The cyber insurance sector is one tasked with moving as fast as the threat actors who threaten its insureds, which can make it difficult to take the temperature of where the market stands at any given moment. Sharing her insight as cyber practice leader for Marsh in the UK, Serena France-Hayhurst (pictured right) joined an expert panel discussing the state of the market and what’s happening with regards to pricing and terms.
“Starting with rates, there have been continued rate reductions at primary and total program level at minus 8%, so nearly three-quarters of clients saw a price reduction,” she said. “We expect this to continue towards the end of the year, as insurers try to meet growth targets. On retail business, reductions can be extremely competitive and in some instances, we've seen pricing in the single-digit price-per-million in the first 50 million.
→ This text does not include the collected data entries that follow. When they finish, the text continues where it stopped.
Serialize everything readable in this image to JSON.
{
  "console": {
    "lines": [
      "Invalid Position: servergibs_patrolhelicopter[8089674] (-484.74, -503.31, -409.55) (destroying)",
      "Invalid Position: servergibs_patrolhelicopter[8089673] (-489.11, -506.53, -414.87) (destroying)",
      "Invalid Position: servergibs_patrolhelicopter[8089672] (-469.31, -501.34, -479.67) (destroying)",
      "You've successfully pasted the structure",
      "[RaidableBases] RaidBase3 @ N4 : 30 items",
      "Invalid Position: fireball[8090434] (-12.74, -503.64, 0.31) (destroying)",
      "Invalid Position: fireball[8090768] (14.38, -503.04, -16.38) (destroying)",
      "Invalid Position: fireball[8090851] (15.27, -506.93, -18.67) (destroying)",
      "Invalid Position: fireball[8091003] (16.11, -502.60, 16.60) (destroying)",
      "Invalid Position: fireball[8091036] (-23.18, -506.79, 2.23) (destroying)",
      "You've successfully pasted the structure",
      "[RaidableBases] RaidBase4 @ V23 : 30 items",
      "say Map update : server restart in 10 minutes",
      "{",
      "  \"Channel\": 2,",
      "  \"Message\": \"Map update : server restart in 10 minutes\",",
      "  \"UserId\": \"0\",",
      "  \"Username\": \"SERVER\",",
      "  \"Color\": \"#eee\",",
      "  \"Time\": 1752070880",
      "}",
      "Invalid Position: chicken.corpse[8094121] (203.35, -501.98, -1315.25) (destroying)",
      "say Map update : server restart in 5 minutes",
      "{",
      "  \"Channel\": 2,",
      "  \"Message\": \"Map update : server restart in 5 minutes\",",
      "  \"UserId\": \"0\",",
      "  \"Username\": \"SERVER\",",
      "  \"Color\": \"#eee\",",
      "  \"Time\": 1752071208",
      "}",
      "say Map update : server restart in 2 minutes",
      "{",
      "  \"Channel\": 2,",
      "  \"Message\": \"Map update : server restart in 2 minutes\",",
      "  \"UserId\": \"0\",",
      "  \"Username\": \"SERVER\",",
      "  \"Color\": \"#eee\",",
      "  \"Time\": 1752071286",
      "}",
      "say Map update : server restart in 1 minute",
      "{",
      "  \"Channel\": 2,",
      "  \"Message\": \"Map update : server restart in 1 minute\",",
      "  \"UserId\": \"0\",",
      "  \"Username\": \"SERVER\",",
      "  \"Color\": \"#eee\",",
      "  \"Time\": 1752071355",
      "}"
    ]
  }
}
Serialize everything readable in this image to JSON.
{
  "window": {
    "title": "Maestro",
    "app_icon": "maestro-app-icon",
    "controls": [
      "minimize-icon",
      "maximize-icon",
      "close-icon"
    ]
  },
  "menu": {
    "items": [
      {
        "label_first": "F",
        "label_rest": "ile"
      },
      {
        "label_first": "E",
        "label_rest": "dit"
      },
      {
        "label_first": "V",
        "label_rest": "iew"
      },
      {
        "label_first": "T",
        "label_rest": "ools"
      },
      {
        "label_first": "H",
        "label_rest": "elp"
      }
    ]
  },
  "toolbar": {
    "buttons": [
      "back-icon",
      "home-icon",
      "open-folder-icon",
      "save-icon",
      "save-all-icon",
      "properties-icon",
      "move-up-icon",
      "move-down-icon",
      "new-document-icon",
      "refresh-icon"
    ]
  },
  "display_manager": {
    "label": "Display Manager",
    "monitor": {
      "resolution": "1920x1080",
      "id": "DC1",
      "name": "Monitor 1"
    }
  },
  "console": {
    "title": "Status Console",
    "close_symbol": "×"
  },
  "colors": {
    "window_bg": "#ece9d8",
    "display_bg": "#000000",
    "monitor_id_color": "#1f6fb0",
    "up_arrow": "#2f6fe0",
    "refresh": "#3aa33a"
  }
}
“From a wholesale perspective, rates are very competitive globally. We're seeing more interest from less penetrated regions such as India and Asia. Primary markets continue to compete to win business, even where there are claims. The increased utilisation of excess facilities is putting pressure on traditional excess insurers.”
France-Hayhurst noted that the restricted capacity available is just adding to the competitive environment. Marsh is now seeing primary markets offering larger line sizes, she said, pointing to the example Canopius set recently when it announced it can offer a limit of up to $25 million on the primary. There has also been an uptick in Lloyd’s consortia entering the cyber market, including Trium Cyber and Beazley’s quantum product. “This is quite a shrewd way to offer large tranches of capacity at a primary level but in the safety of large group structures.”
There has also been more blind-follow capacity continuing to enter the market, she said. Insurers like these indexation models, which track market performance whilst limiting overheads and she expects to see this trend increase over the next year.
“More insurers are using cross-client relationships as a method to get onto placements,” she said. “From a mid-market standpoint, now this is becoming much more competitive as more insurers have gone into that segment of business as well. We're seeing lower retentions, limits are increasing, but we're seeing premiums taking a significant haircut in this space.”
Turning her attention to the SME market, she highlighted that it’s a space in which insurers are looking to play in 2025. “We've seen new entries come into the market offering simple digital quoting with fewer questions. They're looking to integrate customer telemetry and they’re also putting that together with threat and external tests as well, she said. So, more insurers are investing in these types of tools across their portfolios.
Touching on the graph above, she highlighted the percentage change on an annual basis per quarter. “On the left-hand side, you can see the percentage changes through the hard market that really started in 2021 upwards, and then obviously that kind of peak over the course of 2021/2022, moving into a softer market phase in 2023. But over the course of this year, we've seen about minus-eight/minus-nine across the board for primary and total programs as well.”
Putting those rate undulations into perspective, she emphasised what this cyber compound rate movement looks like in reality. “If you have a premium binding in 2018 at $100,000, you can see how that premium tracked over the course of the hard market, to where we are today where that same premium would be $264,000. So, when we’re sitting in front of underwriters and talking about where the industry has come, a lot of the insurers will challenge us and say we’re back at pre-2018 rates, and we can use data like this to challenge that.”
Also interesting to see the variance of primary, top level and limit movement by industry, France-Hayhurst said. On the top level, you can see the increased limit by industry in sectors including professional services, where clients have increased their limit by an average of 10% over the past year. Likewise, in retail/wholesale, Marsh has seen much larger increases in clients actually utilising the savings that they're making and reinvesting them to increase their limits as well.
Across the board, there have been a number of limit increases, she said, but there have also been changes in the primary rate movement changes. “So, we’re just seeing that obviously, clients are looking to increase limits, but they are really seeing a change in the rate reduction as well.”